I need a small all in one cd/am/fm unit that I can place on a shelf by my backdoor and provide music for outdoors. I currently have a Panasonic shelf unit that is slanted and fits my shelf well. For my outdoor speakers, I have ( dont tell anyone) Bose outdoor speakers. The panasonic cd is going bad, I think the bearings are getting bad as the cd's all the sudden are getting scratches following the grooves and they are skipping.

I thought about a unit I have seen at sams club, and it comes with bose speakers:crazy:, but is a Sanyo cd/receiver I think. I dont want to buy the bose speakers but think that electronic unit would fit my bill.

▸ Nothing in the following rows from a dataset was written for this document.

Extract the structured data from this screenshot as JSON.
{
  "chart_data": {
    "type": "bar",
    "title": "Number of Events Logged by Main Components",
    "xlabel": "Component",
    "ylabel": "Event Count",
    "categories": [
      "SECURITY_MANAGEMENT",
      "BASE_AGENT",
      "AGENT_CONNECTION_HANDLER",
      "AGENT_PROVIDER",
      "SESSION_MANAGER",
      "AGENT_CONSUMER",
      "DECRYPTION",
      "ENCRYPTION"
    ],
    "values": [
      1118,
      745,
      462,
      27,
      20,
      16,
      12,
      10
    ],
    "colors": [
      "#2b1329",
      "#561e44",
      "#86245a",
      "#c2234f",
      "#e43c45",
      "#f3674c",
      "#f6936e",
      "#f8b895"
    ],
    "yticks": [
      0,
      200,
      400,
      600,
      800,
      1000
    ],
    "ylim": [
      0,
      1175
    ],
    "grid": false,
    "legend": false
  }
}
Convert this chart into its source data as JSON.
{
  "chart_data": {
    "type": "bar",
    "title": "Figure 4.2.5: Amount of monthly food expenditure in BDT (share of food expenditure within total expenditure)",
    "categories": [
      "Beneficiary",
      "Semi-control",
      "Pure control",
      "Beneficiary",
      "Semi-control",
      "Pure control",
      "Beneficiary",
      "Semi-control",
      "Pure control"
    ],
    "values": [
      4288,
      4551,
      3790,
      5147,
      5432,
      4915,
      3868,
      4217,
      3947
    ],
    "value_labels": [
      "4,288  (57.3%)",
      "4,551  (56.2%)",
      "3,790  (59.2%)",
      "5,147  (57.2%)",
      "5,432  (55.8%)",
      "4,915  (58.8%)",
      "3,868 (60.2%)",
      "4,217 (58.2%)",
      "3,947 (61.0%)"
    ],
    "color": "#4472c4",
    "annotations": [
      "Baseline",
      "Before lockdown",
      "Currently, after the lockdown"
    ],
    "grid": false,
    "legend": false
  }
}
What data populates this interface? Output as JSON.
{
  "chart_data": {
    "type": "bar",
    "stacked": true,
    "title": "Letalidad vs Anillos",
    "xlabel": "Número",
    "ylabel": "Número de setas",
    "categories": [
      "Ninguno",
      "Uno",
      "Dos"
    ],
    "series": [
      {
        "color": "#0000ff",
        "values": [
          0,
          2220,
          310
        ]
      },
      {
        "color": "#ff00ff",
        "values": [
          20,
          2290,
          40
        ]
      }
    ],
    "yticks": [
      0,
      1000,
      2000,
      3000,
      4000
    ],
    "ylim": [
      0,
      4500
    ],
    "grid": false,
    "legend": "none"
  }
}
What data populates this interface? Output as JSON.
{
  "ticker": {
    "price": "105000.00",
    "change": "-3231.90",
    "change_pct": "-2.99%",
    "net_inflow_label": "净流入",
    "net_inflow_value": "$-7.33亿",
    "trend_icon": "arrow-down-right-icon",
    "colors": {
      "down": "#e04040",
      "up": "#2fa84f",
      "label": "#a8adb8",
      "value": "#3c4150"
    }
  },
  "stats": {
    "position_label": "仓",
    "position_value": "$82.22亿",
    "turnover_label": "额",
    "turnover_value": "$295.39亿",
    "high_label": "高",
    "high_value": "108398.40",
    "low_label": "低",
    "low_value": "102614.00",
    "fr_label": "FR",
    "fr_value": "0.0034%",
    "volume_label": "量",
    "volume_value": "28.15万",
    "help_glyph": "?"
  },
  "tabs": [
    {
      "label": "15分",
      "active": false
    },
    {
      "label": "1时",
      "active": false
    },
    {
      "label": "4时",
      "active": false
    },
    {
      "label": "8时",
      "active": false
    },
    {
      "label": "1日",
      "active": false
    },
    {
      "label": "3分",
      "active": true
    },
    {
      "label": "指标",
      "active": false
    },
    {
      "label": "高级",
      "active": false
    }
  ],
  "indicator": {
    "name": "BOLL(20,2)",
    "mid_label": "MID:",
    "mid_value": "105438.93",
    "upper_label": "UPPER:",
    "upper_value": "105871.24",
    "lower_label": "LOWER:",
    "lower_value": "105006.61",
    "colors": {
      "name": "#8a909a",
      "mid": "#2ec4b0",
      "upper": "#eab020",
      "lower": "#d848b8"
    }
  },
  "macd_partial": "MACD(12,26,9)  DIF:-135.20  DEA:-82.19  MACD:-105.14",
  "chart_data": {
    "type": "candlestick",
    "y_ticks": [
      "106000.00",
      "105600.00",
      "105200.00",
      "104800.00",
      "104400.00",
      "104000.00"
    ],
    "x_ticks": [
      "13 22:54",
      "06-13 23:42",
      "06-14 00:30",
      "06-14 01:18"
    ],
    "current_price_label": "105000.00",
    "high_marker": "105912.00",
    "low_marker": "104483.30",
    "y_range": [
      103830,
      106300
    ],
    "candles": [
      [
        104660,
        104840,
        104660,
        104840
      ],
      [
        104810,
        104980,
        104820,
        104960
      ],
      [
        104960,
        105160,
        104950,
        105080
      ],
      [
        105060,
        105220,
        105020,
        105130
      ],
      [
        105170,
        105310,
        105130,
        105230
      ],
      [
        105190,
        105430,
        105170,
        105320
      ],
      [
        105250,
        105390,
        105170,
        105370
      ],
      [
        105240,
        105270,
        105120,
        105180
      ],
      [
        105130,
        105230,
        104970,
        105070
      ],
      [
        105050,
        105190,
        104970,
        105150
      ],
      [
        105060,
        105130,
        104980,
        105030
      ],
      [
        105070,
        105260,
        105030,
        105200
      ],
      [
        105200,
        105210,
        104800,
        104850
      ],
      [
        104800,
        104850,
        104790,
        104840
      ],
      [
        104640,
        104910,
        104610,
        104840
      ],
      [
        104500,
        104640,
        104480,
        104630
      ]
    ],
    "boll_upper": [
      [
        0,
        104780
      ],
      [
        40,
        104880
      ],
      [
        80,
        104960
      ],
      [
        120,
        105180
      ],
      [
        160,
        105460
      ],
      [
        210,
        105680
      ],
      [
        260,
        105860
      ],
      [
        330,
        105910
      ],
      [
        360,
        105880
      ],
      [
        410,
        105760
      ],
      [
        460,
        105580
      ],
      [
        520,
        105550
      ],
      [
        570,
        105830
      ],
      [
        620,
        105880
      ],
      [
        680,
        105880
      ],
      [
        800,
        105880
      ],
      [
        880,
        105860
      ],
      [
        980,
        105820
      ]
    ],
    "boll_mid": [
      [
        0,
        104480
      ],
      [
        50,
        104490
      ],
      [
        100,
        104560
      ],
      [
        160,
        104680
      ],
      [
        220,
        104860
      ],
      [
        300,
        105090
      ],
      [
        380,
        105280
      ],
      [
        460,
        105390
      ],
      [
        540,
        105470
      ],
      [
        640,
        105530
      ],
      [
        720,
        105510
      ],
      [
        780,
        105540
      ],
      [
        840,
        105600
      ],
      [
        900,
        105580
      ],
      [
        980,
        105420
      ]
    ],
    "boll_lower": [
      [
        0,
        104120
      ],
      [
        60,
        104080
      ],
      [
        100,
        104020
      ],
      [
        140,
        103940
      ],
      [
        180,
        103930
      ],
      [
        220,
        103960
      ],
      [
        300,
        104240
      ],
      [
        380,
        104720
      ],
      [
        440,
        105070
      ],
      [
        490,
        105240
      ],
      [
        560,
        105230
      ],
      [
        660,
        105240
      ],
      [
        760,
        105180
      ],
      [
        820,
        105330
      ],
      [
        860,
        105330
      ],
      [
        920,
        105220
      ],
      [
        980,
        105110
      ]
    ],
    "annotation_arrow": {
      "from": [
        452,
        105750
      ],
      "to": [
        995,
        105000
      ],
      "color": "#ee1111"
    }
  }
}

Any other suggestions you guys might have?


----------



## django1 (Jan 28, 2009)

Washburn over at the av123 forums used to have a small Onkyo system that he would wax poetic about. I'm not sure they still make the model he owned( he lists it as Onkyo R-805X mini receiver) but there are newer models like this which have nice reviews .http://www.amazon.com/Onkyo-CS-325-CD-Receiver-System/dp/B0016K990K/ref=pd_cp_e_0


----------



## Rondar (Jan 27, 2009)

Thanks Django1, I'll take a good look at that and some others in that class now that I know what to look for.


----------



## Rondar (Jan 27, 2009)

Well, I bought a used one off of ebay. Got it today and hooked it up. For a little receiver/cd player it works great and sounds pretty good too. Its got a lot more oomph than the cheap shelf panasonic head unit I was using. Found a guy who had just the receiver and no speakers, which is exactly what I needed.


----------